See: models/tensorflow2pytorch.py
Note that this functionality is not needed to use the models in this repo, which depend only on the saved pytorch state_dict
's.
Following instantiation of the pytorch model, each layer's weights were loaded from equivalent layers in the pretrained tensorflow models from davidsandberg/facenet.
The equivalence of the outputs from the original tensorflow models and the pytorch-ported models have been tested and are identical:
>>> compare_model_outputs(mdl, sess, torch.randn(5, 160, 160, 3).detach())
Passing test data through TF model
tensor([[-0.0142, 0.0615, 0.0057, ..., 0.0497, 0.0375, -0.0838],
[-0.0139, 0.0611, 0.0054, ..., 0.0472, 0.0343, -0.0850],
[-0.0238, 0.0619, 0.0124, ..., 0.0598, 0.0334, -0.0852],
[-0.0089, 0.0548, 0.0032, ..., 0.0506, 0.0337, -0.0881],
[-0.0173, 0.0630, -0.0042, ..., 0.0487, 0.0295, -0.0791]])
Passing test data through PT model
tensor([[-0.0142, 0.0615, 0.0057, ..., 0.0497, 0.0375, -0.0838],
[-0.0139, 0.0611, 0.0054, ..., 0.0472, 0.0343, -0.0850],
[-0.0238, 0.0619, 0.0124, ..., 0.0598, 0.0334, -0.0852],
[-0.0089, 0.0548, 0.0032, ..., 0.0506, 0.0337, -0.0881],
[-0.0173, 0.0630, -0.0042, ..., 0.0487, 0.0295, -0.0791]],
grad_fn=<DivBackward0>)
Distance 1.2874517096861382e-06
In order to re-run the conversion of tensorflow parameters into the pytorch model, ensure you clone this repo with submodules, as the davidsandberg/facenet repo is included as a submodule and parts of it are required for the conversion.
Q. Cao, L. Shen, W. Xie, O. M. Parkhi, A. Zisserman.

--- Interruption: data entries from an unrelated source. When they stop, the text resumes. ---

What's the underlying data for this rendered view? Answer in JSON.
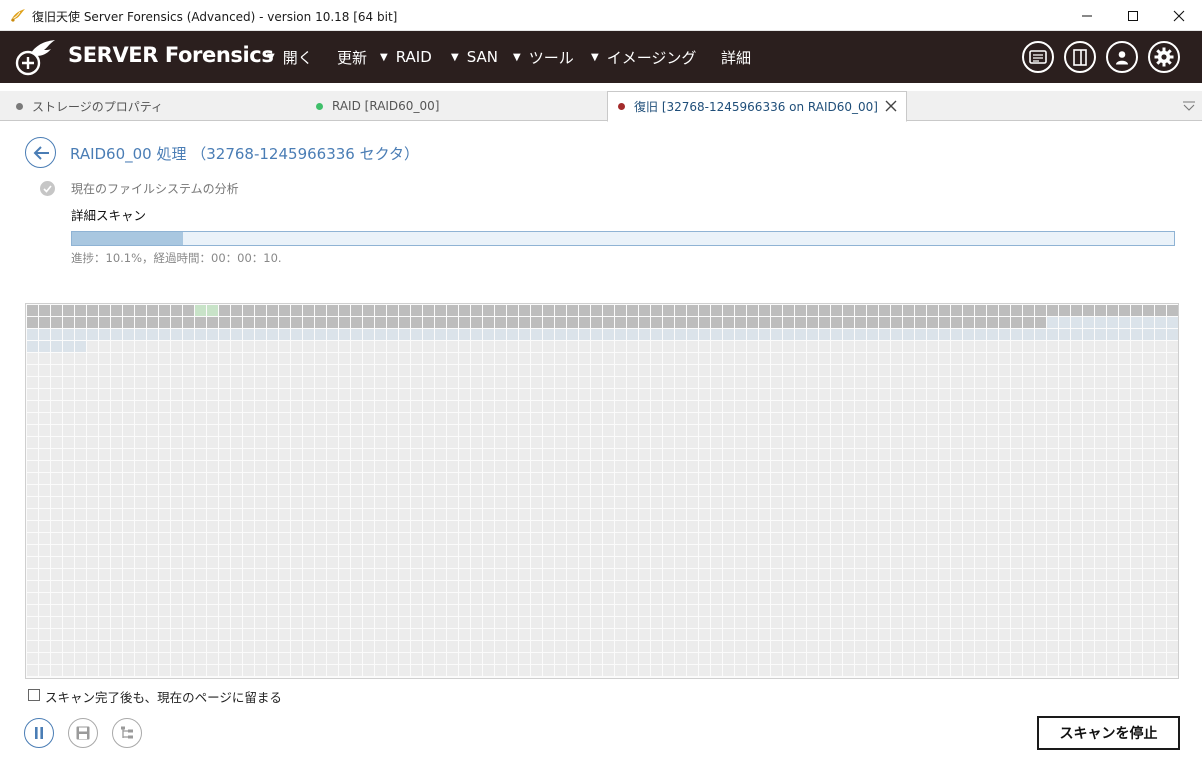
{
  "window": {
    "title": "復旧天使 Server Forensics (Advanced) - version 10.18 [64 bit]",
    "icons": [
      "app-logo-icon",
      "minimize-icon",
      "maximize-icon",
      "close-icon"
    ]
  },
  "header": {
    "brand": "SERVER Forensics",
    "menu": [
      {
        "label": "開く",
        "has_caret": true
      },
      {
        "label": "更新",
        "has_caret": false
      },
      {
        "label": "RAID",
        "has_caret": true
      },
      {
        "label": "SAN",
        "has_caret": true
      },
      {
        "label": "ツール",
        "has_caret": true
      },
      {
        "label": "イメージング",
        "has_caret": true
      },
      {
        "label": "詳細",
        "has_caret": false
      }
    ],
    "caret": "▼",
    "right_icons": [
      "messages-icon",
      "panel-icon",
      "user-icon",
      "settings-icon"
    ],
    "background_color": "#2b1f1e"
  },
  "tabs": [
    {
      "label": "ストレージのプロパティ",
      "dot_color": "#7a7a7a",
      "active": false
    },
    {
      "label": "RAID [RAID60_00]",
      "dot_color": "#3fbf6a",
      "active": false
    },
    {
      "label": "復旧 [32768-1245966336 on RAID60_00]",
      "dot_color": "#a32b2b",
      "active": true
    }
  ],
  "main": {
    "title": "RAID60_00 処理 （32768-1245966336 セクタ）",
    "step_done": "現在のファイルシステムの分析",
    "step_current": "詳細スキャン",
    "progress_percent": 10.1,
    "progress_text": "進捗：10.1%，経過時間：00：00：10.",
    "stay_on_page_label": "スキャン完了後も、現在のページに留まる",
    "stay_on_page_checked": false,
    "stop_button": "スキャンを停止",
    "bottom_icons": [
      "pause-icon",
      "save-icon",
      "tree-icon"
    ]
  },
  "sector_map": {
    "columns": 96,
    "rows": 31,
    "colors": {
      "scanned": "#bdbdbd",
      "found": "#c8e3c8",
      "pending": "#dbe3ea",
      "empty": "#ececec",
      "gap": "#fbfbfb"
    },
    "scanned_cells": 181,
    "found_cells": [
      14,
      15
    ],
    "pending_cells": 112
  }
}
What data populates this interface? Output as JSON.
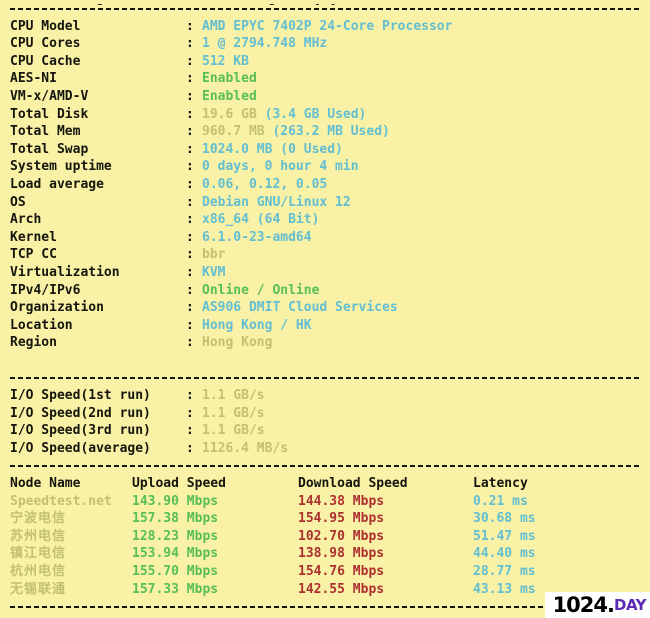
{
  "theme": {
    "background": "#f8f1a6",
    "label_color": "#15150d",
    "cyan": "#63bed2",
    "green": "#57bf54",
    "olive": "#c3c071",
    "red": "#ad2f2f",
    "watermark_purple": "#5b2bb5"
  },
  "clipped_top_line": "...........g............  .......g...,.y.y........................,",
  "system_info": {
    "rows": [
      {
        "label": "CPU Model",
        "value": "AMD EPYC 7402P 24-Core Processor",
        "color": "cyan"
      },
      {
        "label": "CPU Cores",
        "value": "1 @ 2794.748 MHz",
        "color": "cyan"
      },
      {
        "label": "CPU Cache",
        "value": "512 KB",
        "color": "cyan"
      },
      {
        "label": "AES-NI",
        "value": "Enabled",
        "color": "green"
      },
      {
        "label": "VM-x/AMD-V",
        "value": "Enabled",
        "color": "green"
      },
      {
        "label": "Total Disk",
        "value": "19.6 GB (3.4 GB Used)",
        "color": "olive-cyan"
      },
      {
        "label": "Total Mem",
        "value": "960.7 MB (263.2 MB Used)",
        "color": "olive-cyan"
      },
      {
        "label": "Total Swap",
        "value": "1024.0 MB (0 Used)",
        "color": "cyan"
      },
      {
        "label": "System uptime",
        "value": "0 days, 0 hour 4 min",
        "color": "cyan"
      },
      {
        "label": "Load average",
        "value": "0.06, 0.12, 0.05",
        "color": "cyan"
      },
      {
        "label": "OS",
        "value": "Debian GNU/Linux 12",
        "color": "cyan"
      },
      {
        "label": "Arch",
        "value": "x86_64 (64 Bit)",
        "color": "cyan"
      },
      {
        "label": "Kernel",
        "value": "6.1.0-23-amd64",
        "color": "cyan"
      },
      {
        "label": "TCP CC",
        "value": "bbr",
        "color": "olive"
      },
      {
        "label": "Virtualization",
        "value": "KVM",
        "color": "cyan"
      },
      {
        "label": "IPv4/IPv6",
        "value": "Online / Online",
        "color": "green"
      },
      {
        "label": "Organization",
        "value": "AS906 DMIT Cloud Services",
        "color": "cyan"
      },
      {
        "label": "Location",
        "value": "Hong Kong / HK",
        "color": "cyan"
      },
      {
        "label": "Region",
        "value": "Hong Kong",
        "color": "olive"
      }
    ]
  },
  "io_speed": {
    "rows": [
      {
        "label": "I/O Speed(1st run)",
        "value": "1.1 GB/s",
        "color": "olive"
      },
      {
        "label": "I/O Speed(2nd run)",
        "value": "1.1 GB/s",
        "color": "olive"
      },
      {
        "label": "I/O Speed(3rd run)",
        "value": "1.1 GB/s",
        "color": "olive"
      },
      {
        "label": "I/O Speed(average)",
        "value": "1126.4 MB/s",
        "color": "olive"
      }
    ]
  },
  "speedtest": {
    "headers": {
      "node": "Node Name",
      "upload": "Upload Speed",
      "download": "Download Speed",
      "latency": "Latency"
    },
    "rows": [
      {
        "node": "Speedtest.net",
        "upload": "143.90 Mbps",
        "download": "144.38 Mbps",
        "latency": "0.21 ms",
        "cjk": false
      },
      {
        "node": "宁波电信",
        "upload": "157.38 Mbps",
        "download": "154.95 Mbps",
        "latency": "30.68 ms",
        "cjk": true
      },
      {
        "node": "苏州电信",
        "upload": "128.23 Mbps",
        "download": "102.70 Mbps",
        "latency": "51.47 ms",
        "cjk": true
      },
      {
        "node": "镇江电信",
        "upload": "153.94 Mbps",
        "download": "138.98 Mbps",
        "latency": "44.40 ms",
        "cjk": true
      },
      {
        "node": "杭州电信",
        "upload": "155.70 Mbps",
        "download": "154.76 Mbps",
        "latency": "28.77 ms",
        "cjk": true
      },
      {
        "node": "无锡联通",
        "upload": "157.33 Mbps",
        "download": "142.55 Mbps",
        "latency": "43.13 ms",
        "cjk": true
      }
    ]
  },
  "watermark": {
    "number": "1024",
    "dot": ".",
    "suffix": "DAY"
  },
  "separator_char": "-"
}
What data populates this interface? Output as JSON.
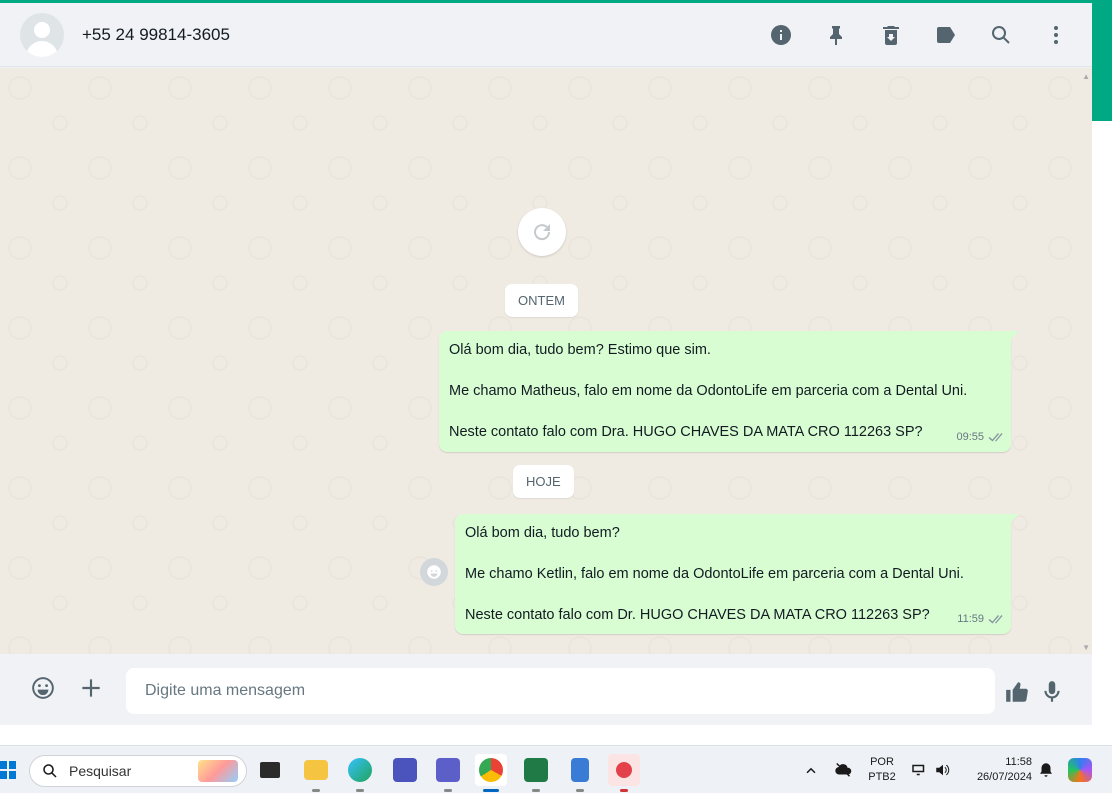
{
  "header": {
    "contact_name": "+55 24 99814-3605",
    "icons": [
      "info-icon",
      "pin-icon",
      "delete-icon",
      "label-icon",
      "search-icon",
      "menu-dots-icon"
    ]
  },
  "chat": {
    "date_chips": [
      "ONTEM",
      "HOJE"
    ],
    "messages": [
      {
        "lines": [
          "Olá bom dia, tudo bem? Estimo que sim.",
          "Me chamo Matheus, falo em nome da OdontoLife em parceria com a Dental Uni.",
          "Neste contato falo com Dra. HUGO CHAVES DA MATA CRO 112263 SP?"
        ],
        "time": "09:55"
      },
      {
        "lines": [
          "Olá bom dia, tudo bem?",
          "Me chamo Ketlin, falo em nome da OdontoLife em parceria com a Dental Uni.",
          "Neste contato falo com Dr. HUGO CHAVES DA MATA CRO 112263 SP?"
        ],
        "time": "11:59"
      }
    ]
  },
  "composer": {
    "placeholder": "Digite uma mensagem"
  },
  "taskbar": {
    "search_label": "Pesquisar",
    "lang_line1": "POR",
    "lang_line2": "PTB2",
    "time": "11:58",
    "date": "26/07/2024"
  },
  "colors": {
    "accent": "#00a884",
    "outgoing_bubble": "#d9fdd3",
    "chat_bg": "#efeae2"
  }
}
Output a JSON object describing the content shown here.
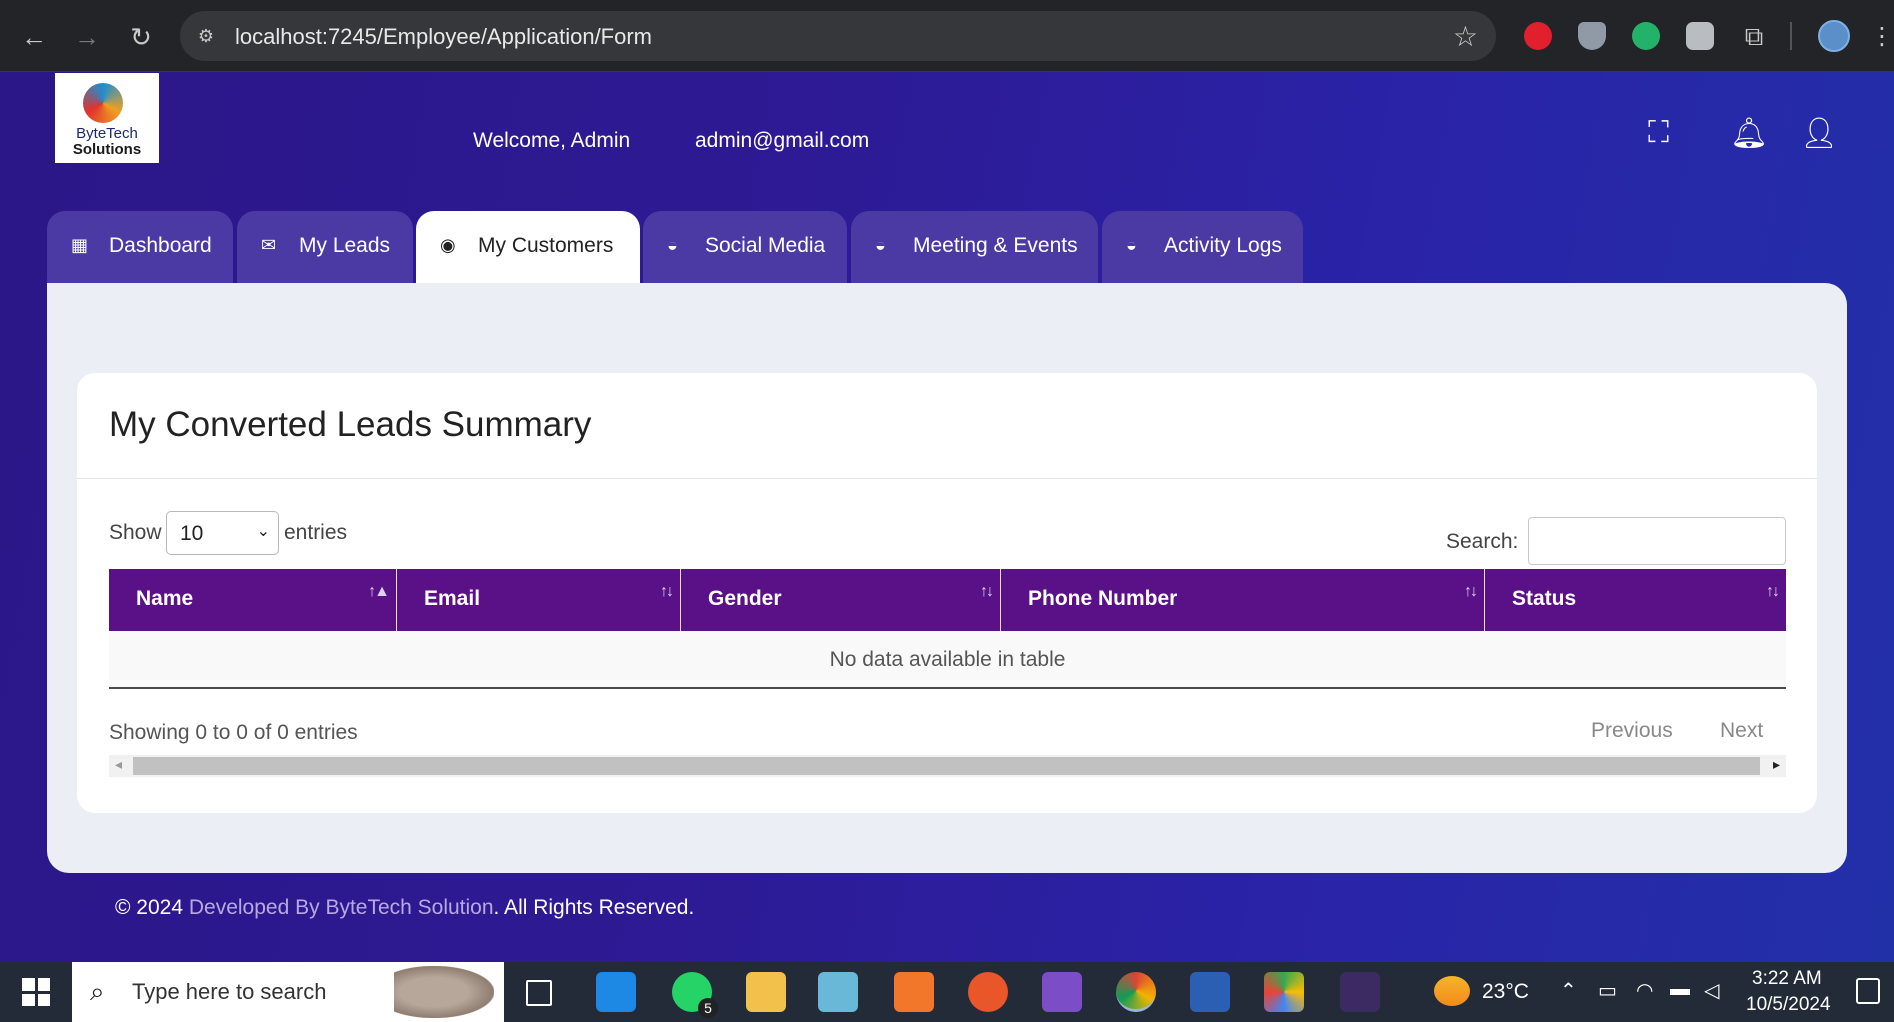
{
  "browser": {
    "url": "localhost:7245/Employee/Application/Form"
  },
  "header": {
    "logo_line1": "ByteTech",
    "logo_line2": "Solutions",
    "welcome": "Welcome, Admin",
    "email": "admin@gmail.com"
  },
  "tabs": [
    {
      "label": "Dashboard",
      "icon": "dashboard-icon"
    },
    {
      "label": "My Leads",
      "icon": "inbox-icon"
    },
    {
      "label": "My Customers",
      "icon": "customer-icon",
      "active": true
    },
    {
      "label": "Social Media",
      "icon": "basket-icon"
    },
    {
      "label": "Meeting & Events",
      "icon": "basket-icon"
    },
    {
      "label": "Activity Logs",
      "icon": "basket-icon"
    }
  ],
  "card": {
    "title": "My Converted Leads Summary",
    "show_label": "Show",
    "page_size": "10",
    "entries_label": "entries",
    "search_label": "Search:",
    "search_value": "",
    "columns": [
      "Name",
      "Email",
      "Gender",
      "Phone Number",
      "Status"
    ],
    "empty_message": "No data available in table",
    "info": "Showing 0 to 0 of 0 entries",
    "previous": "Previous",
    "next": "Next"
  },
  "footer": {
    "prefix": "© 2024 ",
    "link": "Developed By ByteTech Solution",
    "suffix": ". All Rights Reserved."
  },
  "taskbar": {
    "search_placeholder": "Type here to search",
    "whatsapp_badge": "5",
    "temperature": "23°C",
    "time": "3:22 AM",
    "date": "10/5/2024"
  },
  "colors": {
    "table_header": "#5a1188",
    "tab_inactive": "#4c3aa4",
    "page_gradient_start": "#2c1788",
    "page_gradient_end": "#2230a8"
  }
}
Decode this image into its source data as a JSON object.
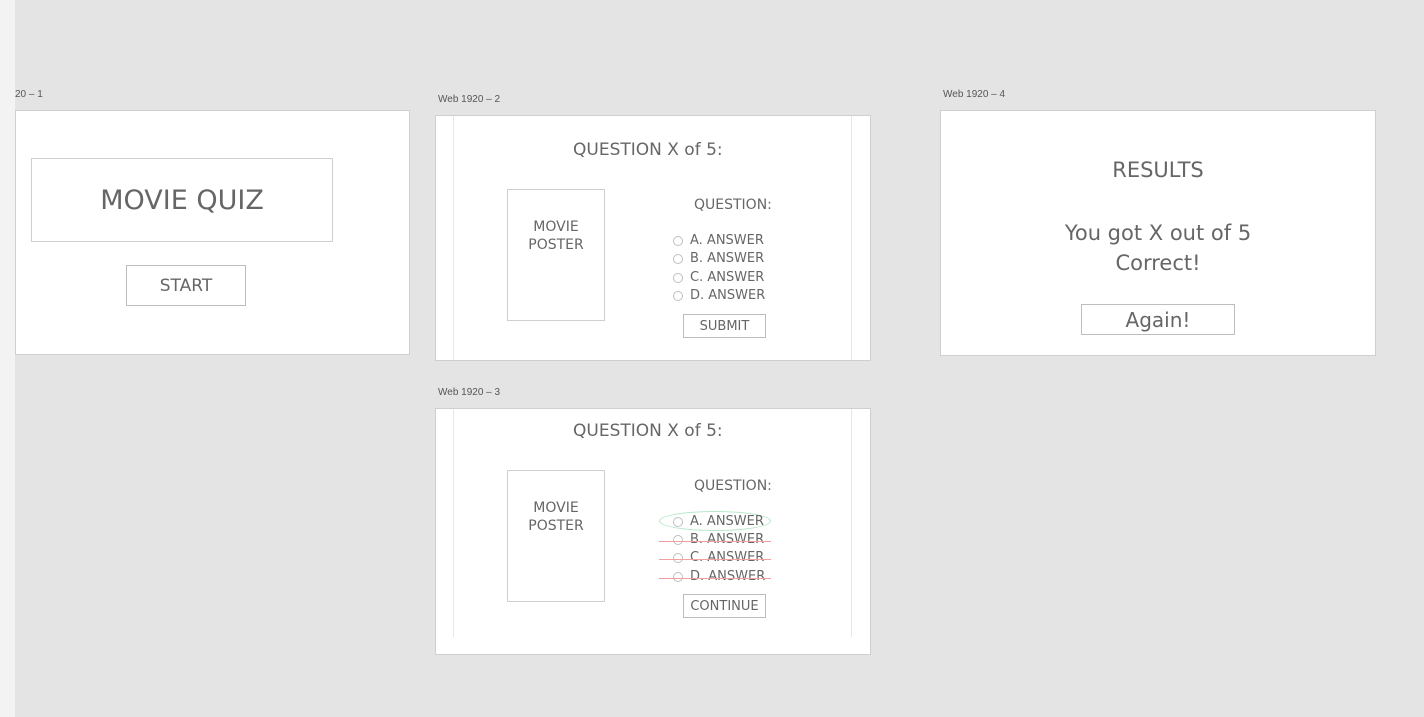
{
  "artboards": {
    "ab1": {
      "label": "20 – 1",
      "title": "MOVIE QUIZ",
      "start_label": "START"
    },
    "ab2": {
      "label": "Web 1920 – 2",
      "question_heading": "QUESTION X of 5:",
      "poster_line1": "MOVIE",
      "poster_line2": "POSTER",
      "question_label": "QUESTION:",
      "answers": [
        "A. ANSWER",
        "B. ANSWER",
        "C. ANSWER",
        "D. ANSWER"
      ],
      "submit_label": "SUBMIT"
    },
    "ab3": {
      "label": "Web 1920 – 3",
      "question_heading": "QUESTION X of 5:",
      "poster_line1": "MOVIE",
      "poster_line2": "POSTER",
      "question_label": "QUESTION:",
      "answers": [
        "A. ANSWER",
        "B. ANSWER",
        "C. ANSWER",
        "D. ANSWER"
      ],
      "continue_label": "CONTINUE"
    },
    "ab4": {
      "label": "Web 1920 – 4",
      "results_title": "RESULTS",
      "score_line1": "You got X out of 5",
      "score_line2": "Correct!",
      "again_label": "Again!"
    }
  },
  "colors": {
    "canvas_bg": "#e4e4e4",
    "correct_mark": "#b3e6c6",
    "incorrect_mark": "#f0a0a0"
  }
}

VGGFace2: A dataset for recognising face across pose and age, International Conference on Automatic Face and Gesture Recognition, 2018. PDF
D. Yi, Z. Lei, S. Liao and S. Z. Li. CASIAWebface: Learning Face Representation from Scratch, arXiv:1411.7923v1, 2014. PDF
- Implement dataset, data loader, and image preprocessing for easy prediction.